Wenn Sie mit Ihrem Pkw einen Unfall verursachen, kommt zunächst einmal Ihre Kfz-Haftpflichtversicherung für den Schaden auf. Liegt jedoch ein Fall von § 142 StGB (unerlaubtes Entfernen vom Unfallort) vor, versucht die Versicherung häufig im Nachgang, den Versicherungsnehmer in Regress zu nehmen. Sie begründet das mit Verweis auf § 28 VVG (Verletzung einer vertraglichen Obliegenheit).

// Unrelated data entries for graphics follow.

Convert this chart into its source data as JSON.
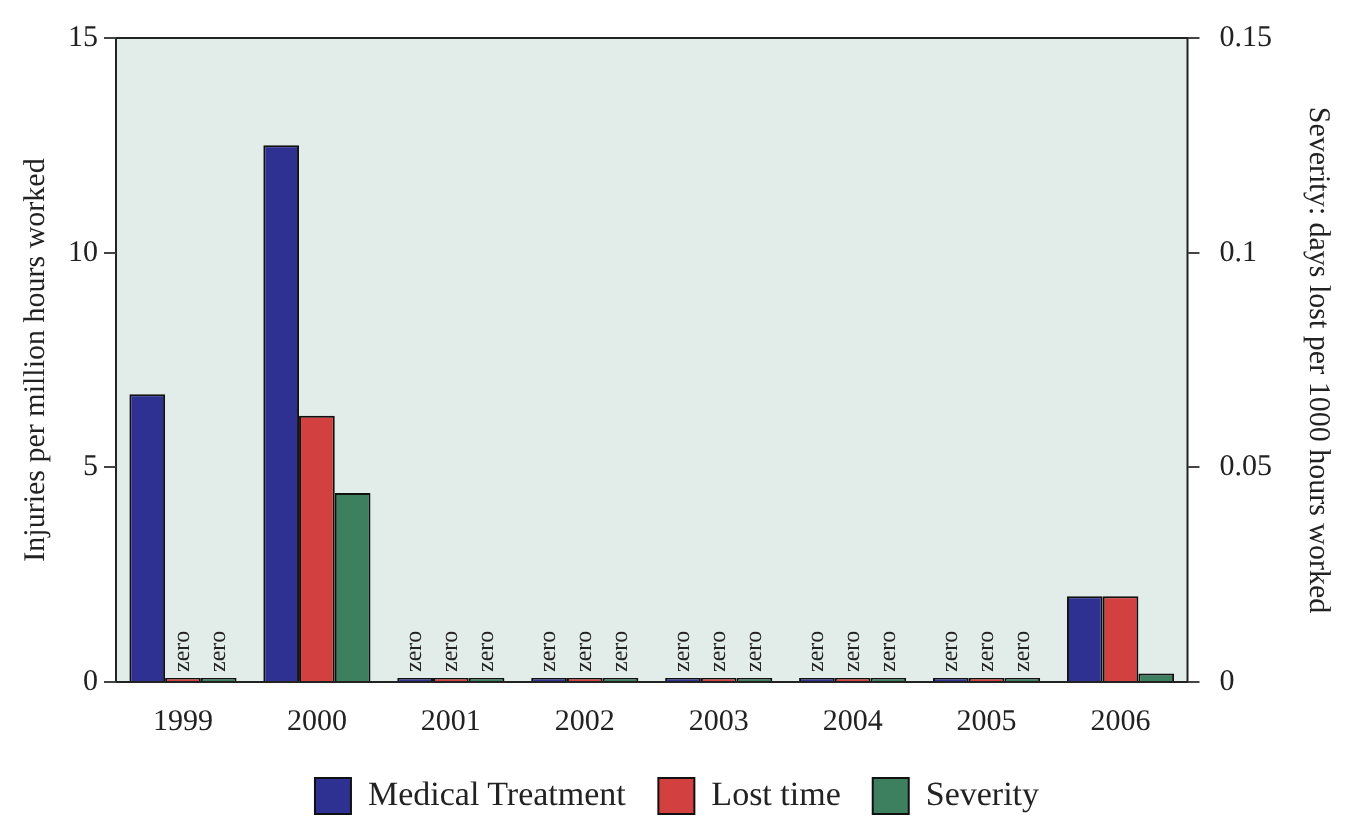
{
  "chart_data": {
    "type": "bar",
    "categories": [
      "1999",
      "2000",
      "2001",
      "2002",
      "2003",
      "2004",
      "2005",
      "2006"
    ],
    "ylabel": "Injuries per million hours worked",
    "y2label": "Severity: days lost per 1000 hours worked",
    "ylim": [
      0,
      15
    ],
    "yticks": [
      0,
      5,
      10,
      15
    ],
    "y2lim": [
      0,
      0.15
    ],
    "y2ticks": [
      0,
      0.05,
      0.1,
      0.15
    ],
    "series": [
      {
        "name": "Medical Treatment",
        "color": "#2e3192",
        "values": [
          6.7,
          12.5,
          0,
          0,
          0,
          0,
          0,
          2.0
        ],
        "value_labels": [
          null,
          null,
          "zero",
          "zero",
          "zero",
          "zero",
          "zero",
          null
        ]
      },
      {
        "name": "Lost time",
        "color": "#d2403f",
        "values": [
          0,
          6.2,
          0,
          0,
          0,
          0,
          0,
          2.0
        ],
        "value_labels": [
          "zero",
          null,
          "zero",
          "zero",
          "zero",
          "zero",
          "zero",
          null
        ]
      },
      {
        "name": "Severity",
        "color": "#3d8060",
        "axis": "y2",
        "values": [
          0,
          0.044,
          0,
          0,
          0,
          0,
          0,
          0.002
        ],
        "value_labels": [
          "zero",
          null,
          "zero",
          "zero",
          "zero",
          "zero",
          "zero",
          null
        ]
      }
    ],
    "grid": false,
    "legend": "bottom"
  }
}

Kausalitätsgegenbeweis - der Rettungsanker 

Der Versicherer kann allerdings keine Leistungsbeschränkung vornehmen, wenn der Versicherungsnehmer nachweist, dass die Pflichtverletzung weder für die Feststellung des Versicherungsfalls noch für das Ob und den Umfang der Leistungspflicht ursächlich war. Man spricht vom sogenannten Kausalitätsgegenbeweis (§ 28 Abs. 3 S. 1 VVG). Vielmehr muss der Versicherer konkret darlegen, dass ihm durch das Verhalten des Versicherungsnehmers Nachteile entstanden sind.

Zum Sachverhalt 

Die Versicherungsnehmerin hatte ein parkendes Auto beschädigt. Das gegen sie eingeleitete Strafverfahren wegen unerlaubten Entfernens vom Unfallort wurde gemäß § 153a StPO (Absehen von der Verfolgung unter Auflagen und Weisungen) eingestellt. Die Kfz-Haftpflichtversicherung regulierte gegenüber der Geschädigten Reparaturkosten in Höhe von ca. 4500 €. Im Anschluss wollte sie die Versicherungsnehmerin in Regress nehmen und erhob Klage in Höhe von 2500 €.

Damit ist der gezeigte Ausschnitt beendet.